Merit badge classes, fairs and universities allow Scouts to pursue several badges in one day or weekend, often working with highly qualified counselors in unique settings. However, organizers and unit leaders must make sure Scouts and counselors aren’t taking shortcuts to boost badge counts.
Is group instruction permitted?
Yes. It’s acceptable and even desirable at times. However, each Scout must actually and personally complete each requirement before the counselor signs off.
What does ‘actually and personally’ mean?
Each Scout must complete the requirements as written. If a requirement says “show,” the Scout can’t just watch a demonstration; if a requirement says “discuss,” the Scout can’t just listen to a discussion without participating.
Who can teach in a group setting?
All instruction must be overseen by an adult member of the BSA who is registered as a merit badge counselor, approved for the specific badge and current in Youth Protection Training. However, it’s OK to use guest instructors, speakers and other volunteers to facilitate learning.
Is group instruction better for certain badges?
The approach works best when the benefits are compelling. Factors could include strong interest from Scouts in a subject area, access to counselors who might not otherwise be available or availability of special resources that could enhance the learning experience.
How big may merit badge classes be?
There’s no set limit, but the preference is for smaller groups, perhaps no larger than a patrol in size. Larger groups are feasible if qualified instructors are assigned to subgroups to ensure Scouts receive individual attention.
What about requirements that can’t be completed in a group setting?
It’s perfectly acceptable — and even preferable — for a Scout to leave a merit badge event with only some requirements completed.

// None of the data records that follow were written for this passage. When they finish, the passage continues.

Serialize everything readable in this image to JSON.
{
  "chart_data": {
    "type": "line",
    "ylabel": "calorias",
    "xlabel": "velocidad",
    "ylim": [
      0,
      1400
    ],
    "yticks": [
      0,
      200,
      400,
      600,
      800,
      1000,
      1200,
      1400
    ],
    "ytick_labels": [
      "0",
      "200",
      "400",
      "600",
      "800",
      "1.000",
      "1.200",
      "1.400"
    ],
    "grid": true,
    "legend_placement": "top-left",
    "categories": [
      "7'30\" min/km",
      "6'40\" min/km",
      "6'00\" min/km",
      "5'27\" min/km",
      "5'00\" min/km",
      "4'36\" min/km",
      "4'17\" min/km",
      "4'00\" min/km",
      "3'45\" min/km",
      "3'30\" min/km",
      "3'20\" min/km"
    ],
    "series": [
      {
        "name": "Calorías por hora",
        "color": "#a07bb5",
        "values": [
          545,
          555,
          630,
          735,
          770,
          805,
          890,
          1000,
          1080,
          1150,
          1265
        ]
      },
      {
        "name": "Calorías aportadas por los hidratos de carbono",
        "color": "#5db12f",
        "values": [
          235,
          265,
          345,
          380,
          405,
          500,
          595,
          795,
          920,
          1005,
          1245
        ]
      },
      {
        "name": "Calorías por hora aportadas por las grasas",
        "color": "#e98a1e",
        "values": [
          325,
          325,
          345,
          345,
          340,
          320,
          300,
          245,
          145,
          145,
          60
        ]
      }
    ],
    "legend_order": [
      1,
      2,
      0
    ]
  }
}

He or she can then work individually with a counselor to finish the requirements. The class should focus on requirements that work best in a group setting.
Can an event have prerequisites?
Yes. You could also simply tell Scouts which requirements they must do either before or after the event. Note that in a few cases, like requirement 1 of the Lifesaving merit badge, requirements must be done beforehand.
How do counselors ensure prerequisites have been met?
If the actual work done can’t be brought to the event, pictures and letters from other merit badge counselors or unit leaders are the best forms of documentation.
What should I do if I have concerns about a merit badge event?
See section 220.127.116.11 of the Guide to Advancement.